This would be the simplest, and most reliable method.
If the Two Timed-Off Fixtures are the first Two in the Circuit,... i.e.:
a Photocell could be placed at Fixture #2, which would perform _Dusk-To-Dawn_ control of the remaining Fixtures on the Circuit.
The same Photocell may also control the second Fixture - performing the _On-At-Dusk_ function via the Photocell Load Side Circuit.
This Circuit would be connected to the Fixture through a Time Clock's Dry Contacts.
The Clock Circuit would be connected to the un-switched (Line) Side of the Branch Circuit.
Time Schedule would be
A: "ON" at 16:00:00 AST / ADT,
B: "OFF" at 23:59:59 AST / ADT.
The first Fixture would have both a Photocell and a Time Clock, however the Photocell on this Fixture will _NOT_ control downstream loads (only the first Fixture).
A slightly more detailed version of this Control Scheme would incorporate a 2 Pole Electrically Held Contactor at the 2nd Fixture, with the Contactor's Coil being driven (Controlled) by the Photocell.
This method also eliminates the _"Live Screwshell"_, or "_Shocking Experience_" often found with Lamps being connected across 2 Pole Circuitry.
As compared to simply controlling one of the Two Ungrounded Conductors via a common Photocell, the Contactor would open both Ungrounded Conductors of the 208V 1 Phase 2 Wire Branch Circuit.
Use NEMA 3R Enclosures for the Time Clock(s) and Contactor(s). Mount a Stem-Type Photocell to the exterior of the Enclosure(s), with a clear aim at Geographic North.
On a somewhat related note, I am curious if daily outages may cause operational issues with Electronic Time Clocks.
This is in response to the option of running the Timers in Battery Backup mode during Daylight Hours... i.e.:
"I have found some regular timers with electronic clocks that say they can hold the clock for up to 96 hours in a power failure. That might do the trick.
Something like a Paragon EC7000 in double pole."
An advanced technique would involve Carrier Current Controls (like X10 Devices), setup in much the same way as the technique described above.

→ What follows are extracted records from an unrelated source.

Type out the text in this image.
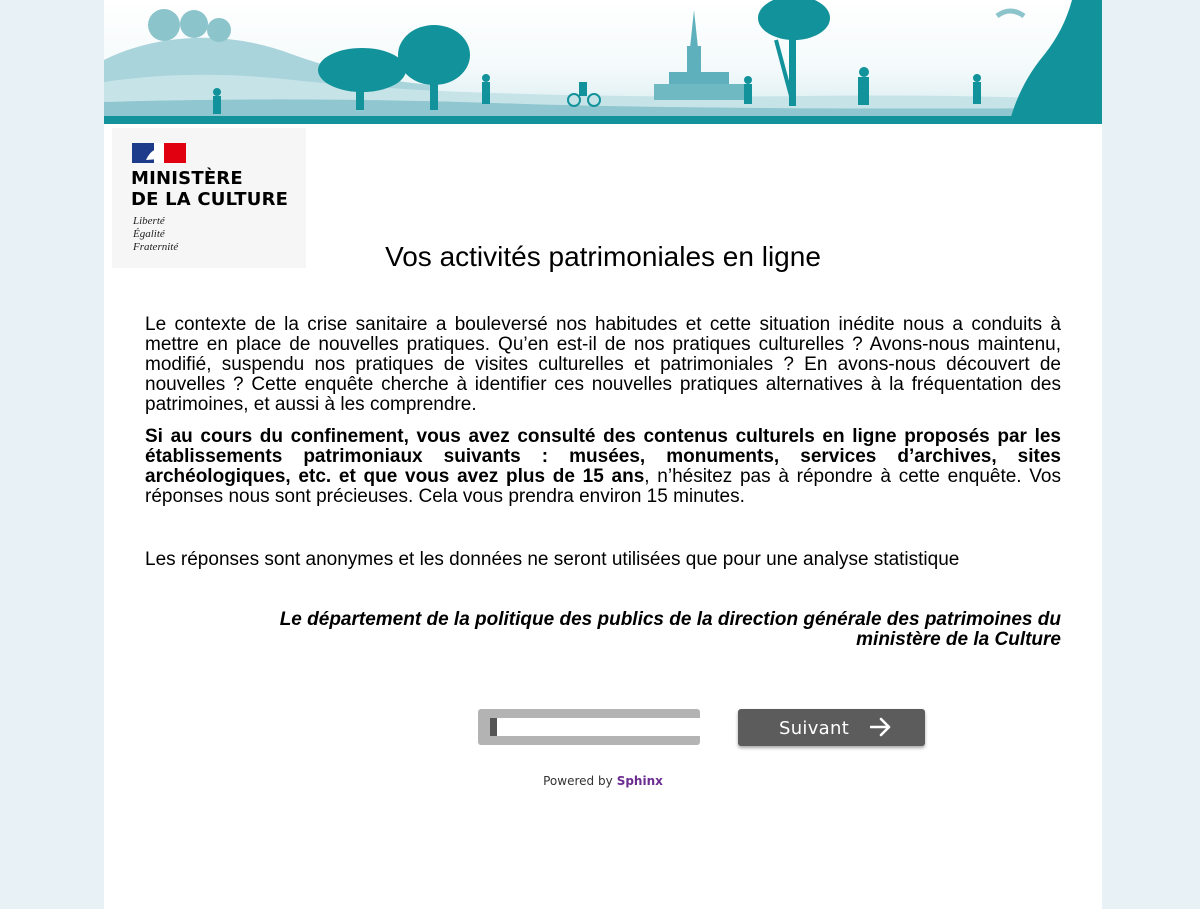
MINISTÈRE
DE LA CULTURE
Liberté
Égalité
Fraternité	Vos activités patrimoniales en ligne

Le contexte de la crise sanitaire a bouleversé nos habitudes et cette situation inédite nous a conduits à mettre en place de nouvelles pratiques. Qu’en est-il de nos pratiques culturelles ? Avons-nous maintenu, modifié, suspendu nos pratiques de visites culturelles et patrimoniales ? En avons-nous découvert de nouvelles ? Cette enquête cherche à identifier ces nouvelles pratiques alternatives à la fréquentation des patrimoines, et aussi à les comprendre.

Si au cours du confinement, vous avez consulté des contenus culturels en ligne proposés par les établissements patrimoniaux suivants : musées, monuments, services d’archives, sites archéologiques, etc. et que vous avez plus de 15 ans, n’hésitez pas à répondre à cette enquête. Vos réponses nous sont précieuses. Cela vous prendra environ 15 minutes.

Les réponses sont anonymes et les données ne seront utilisées que pour une analyse statistique

Le département de la politique des publics de la direction générale des patrimoines du
ministère de la Culture

Suivant
Powered by Sphinx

Drawbacks will be the Lightning Surges that frequent the State of Florida.
The best option overall may be to have the Landscapers provide some Trenching for you between certain Poles, and you (or your Crew) Install some PVC + several #10 CU Conductors.
*** CYA NOTICE ***
Notice the Qualifying Text "Have The Landscapers Provide Trenching For You"
This should eliminate / reduce the Back-Charge Issues + Nastygram submissions oriented around the repair / replacement of Plants, Grass and Groundcover.